The closure of slaughter lines at all pig, beef and lamb processing plants this week will be a further blow to the beleaguered group.
But company spokesman Alasdair Cox said no lay-offs had taken place as of Tuesday (7 August) and the company hoped a full slaughter programme could be re-started by the end of the week.
Ample stocks were in store to allow further processing to continue meantime, he added.
First Minister, Alex Salmond, visited the plant on Monday to meet managers and staff.
The Scottish-based group, which supplies chicken, pork, beef and lamb to supermarkets from more than 20 processing plants throughout the UK, racked up record pre-tax losses of £40.5m in the year to May 2006.
But accounts for individual companies within the group, which have only just been filed at Companies House, show that Cornwall-based beef and lamb processor, St Merryn Meat, increased profits from £1.68m to £10.7m on a turnover of £361m.
Aberdeen-based, McIntosh Donald, also saw profits rise from £3.8m to £5.3m on a £78.3m turnover. Profits were boosted by a £2.4m property sale. Both companies are major suppliers of beef and lamb to Tesco.
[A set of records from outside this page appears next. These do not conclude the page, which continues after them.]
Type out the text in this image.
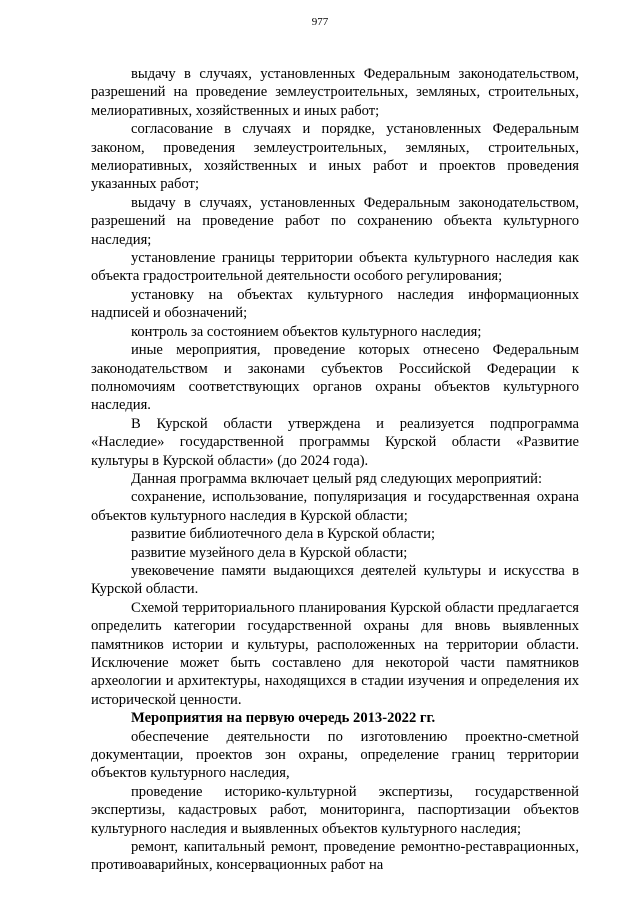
977

выдачу в случаях, установленных Федеральным законодательством, разрешений на проведение землеустроительных, земляных, строительных, мелиоративных, хозяйственных и иных работ;

согласование в случаях и порядке, установленных Федеральным законом, проведения землеустроительных, земляных, строительных, мелиоративных, хозяйственных и иных работ и проектов проведения указанных работ;

выдачу в случаях, установленных Федеральным законодательством, разрешений на проведение работ по сохранению объекта культурного наследия;

установление границы территории объекта культурного наследия как объекта градостроительной деятельности особого регулирования;

установку на объектах культурного наследия информационных надписей и обозначений;

контроль за состоянием объектов культурного наследия;

иные мероприятия, проведение которых отнесено Федеральным законодательством и законами субъектов Российской Федерации к полномочиям соответствующих органов охраны объектов культурного наследия.

В Курской области утверждена и реализуется подпрограмма «Наследие» государственной программы Курской области «Развитие культуры в Курской области» (до 2024 года).

Данная программа включает целый ряд следующих мероприятий:

сохранение, использование, популяризация и государственная охрана объектов культурного наследия в Курской области;

развитие библиотечного дела в Курской области;

развитие музейного дела в Курской области;

увековечение памяти выдающихся деятелей культуры и искусства в Курской области.

Схемой территориального планирования Курской области предлагается определить категории государственной охраны для вновь выявленных памятников истории и культуры, расположенных на территории области. Исключение может быть составлено для некоторой части памятников археологии и архитектуры, находящихся в стадии изучения и определения их исторической ценности.

Мероприятия на первую очередь 2013-2022 гг.

обеспечение деятельности по изготовлению проектно-сметной документации, проектов зон охраны, определение границ территории объектов культурного наследия,

проведение историко-культурной экспертизы, государственной экспертизы, кадастровых работ, мониторинга, паспортизации объектов культурного наследия и выявленных объектов культурного наследия;

ремонт, капитальный ремонт, проведение ремонтно-реставрационных, противоаварийных, консервационных работ на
Losses at Sovereign Food Group, manufacturers of convenience foods, soared from £6.4m to £8.2m on a turnover which fell by a third to £30.6m, while chicken processor, Thorne Poultry, suffered a £4.5m loss against a profit of £639,000 the previous year. Turnover fell by £4m to £52.6m.
The company’s pig processing businesses fared no better, with Grampian Country Pork Suffolk recording an £8.4m fall, from a pre-tax profit of £2.1m in 2005 to a loss of £6.3m last year. Turnover was up £7.5m at £110m.
This follows a £15.6m loss reported earlier at Edinburgh-based Grampian Country Pork Halls.
Group managing director, Eddie Power, appointed in January, 2006, with a remit to stem spiralling losses, said the year to May, 2006, was the most difficult in the history of the group but a trading profit had been achieved in the year to May, 2007.
The last year has seen the closure of nine plants and the loss of 3000 jobs. The closure of the Group’s first chicken plant at Banff, NE Scotland, later this year has been announced in the past week with the loss of a further 180 jobs on top of 80 jobs lost last year.